Sin embargo los filósofos cínicos son otra cosa. El término “cínico” viene del griego “Cynikós”, que significa “perruno” o las cualidades de la condición de ser perro. Los más académicos dicen que estos filósofos se reunían en el gimnasio de “Cynosarges” o del “perro blanco”. Y como es habitual para los lectores de esta sección, ustedes se estarán preguntando ¿qué tiene que ver la perrunez con la filosofía? Pues mucho. Es el historiador Carlos García Cual el que ha llamado por su nombre a este nutrido y peculiar conjunto de filósofos griegos que vivieron, en su mayoría, allá por los años en los que Alejandro Magno hacía temblar al mundo. Su nombre, la “Secta del perro”. Fueron, sin lugar a dudas, los primeros “hippies” de la historia. Para que vean que ya está todo inventado. El pensador cínico no llevaba una vida encadenada a las posesiones materiales, al contrario confiaba en lo que da la tierra, no tenía ni poseía objetos, no usaba dinero, mendigaba el favor de los conciudadanos, criticaba todo estilo de vida que conllevase no disfrutar de los dones que da la naturaleza y que la vida diaria y estresante nos arrebata, tales como un amanecer o un atardecer (espectáculos diarios a los que casi nadie asiste) el olor de las flores y del resto de la naturaleza (encorsetado en un universo de desodorantes y colonias), pasear con tranquilidad y perderse rumbo a ninguna parte (ajenos a esa obsesión tan nuestra de llegar cuanto antes no se sabe bien por qué), en fin, aceptar la vida conforme a la naturaleza, despreciando las normas sociales establecidas con el optimismo y la indiferencia crítica que tienen los perros.

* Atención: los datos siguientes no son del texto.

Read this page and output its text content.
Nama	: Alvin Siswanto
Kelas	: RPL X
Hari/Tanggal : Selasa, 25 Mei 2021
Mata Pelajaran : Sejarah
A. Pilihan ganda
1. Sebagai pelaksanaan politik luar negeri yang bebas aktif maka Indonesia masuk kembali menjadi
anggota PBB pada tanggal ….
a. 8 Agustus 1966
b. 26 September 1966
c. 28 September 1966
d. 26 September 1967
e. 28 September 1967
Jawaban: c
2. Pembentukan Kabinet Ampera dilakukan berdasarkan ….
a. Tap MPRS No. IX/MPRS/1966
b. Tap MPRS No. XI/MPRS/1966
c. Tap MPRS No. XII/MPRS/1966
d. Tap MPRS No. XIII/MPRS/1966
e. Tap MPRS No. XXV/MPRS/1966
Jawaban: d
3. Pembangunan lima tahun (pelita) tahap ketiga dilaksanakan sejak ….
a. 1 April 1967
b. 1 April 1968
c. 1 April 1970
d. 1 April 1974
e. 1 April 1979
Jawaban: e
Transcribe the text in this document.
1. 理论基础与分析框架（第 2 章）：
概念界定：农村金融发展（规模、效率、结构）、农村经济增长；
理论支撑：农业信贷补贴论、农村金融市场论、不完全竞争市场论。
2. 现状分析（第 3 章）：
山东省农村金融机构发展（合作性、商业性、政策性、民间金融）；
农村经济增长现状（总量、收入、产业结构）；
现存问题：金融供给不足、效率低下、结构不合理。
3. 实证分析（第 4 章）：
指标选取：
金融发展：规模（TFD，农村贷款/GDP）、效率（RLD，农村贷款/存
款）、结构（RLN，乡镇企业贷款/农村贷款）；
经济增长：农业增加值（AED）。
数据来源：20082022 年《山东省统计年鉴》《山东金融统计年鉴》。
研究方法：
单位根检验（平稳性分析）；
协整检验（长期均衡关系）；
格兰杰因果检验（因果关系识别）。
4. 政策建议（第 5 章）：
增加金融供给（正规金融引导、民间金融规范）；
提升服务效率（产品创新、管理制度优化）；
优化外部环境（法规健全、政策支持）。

Como podemos ver, ir contra lo establecido ha sido casi una constante en la historia de la humanidad y el primer filósofo que adoptó esta posición del modo más llamativo y divertido fue Diógenes de Sínope o el cínico. Este peculiar personaje iba contracorriente en todos los sentidos como lo refleja sus anécdotas cada cual más divertida; jamás tuvo posesión alguna y trató siempre de hacer comprender a los demás de la inutilidad de estar amarrado a los objetos. No tenía casa, vivía de aquí para allá, refugiándose de las inclemencias del tiempo cuando no eran soportables pero, por ejemplo, aprovechando la lluvia para mejorar su higiene personal cuando otros corrían a resguardarse. Solía reflexionar en el interior de un tonel que, dicho sea de paso, nunca consideró de su propiedad, tal es así que cuando el tiempo y la circunstancia lo destruyó, ni se desanimó ni lo lamentó, ahora que tampoco buscó otro. Cuentan los cronistas que disponía de una sencilla toga como única y exclusiva prenda de vestuario; un día al entrar en un baño público la dejó colgada en la entrada, con toda la suciedad y los piojos imaginables. Pues bien, un filósofo rival suyo, Calicles, se la cambió por una rica toga con bordados de oro. Cuando Diógenes salió del baño y no encontró el trozo de trapo que le servía para cubrir su desnudez, ni que decir tiene que se fue desnudo a la calle. También cuentan de que disponía de un cuenco de madera para comer el alimento que los ciudadanos le daban cuando mendigaba, pero cuando vio como un niño usaba la palma de su mano para beber, decidió tirarlo. Incluso cuenta la leyenda que Alejandro Magno fue a visitarlo para conocer al famoso filósofo que, en esa ocasión, estaba tomando el sol. “¿qué es lo que quieres, Diógenes?, el hombre más poderoso de la tierra te concederá lo que le pidas”, le dijo Alejandro al filósofo. “Pues apártate que me estás tapando el Sol”. Como pueden ver otro mundo es posible desde la filosofía, incluso hacer ver al más pintado que todos estamos hechos del mismo lodo perruno.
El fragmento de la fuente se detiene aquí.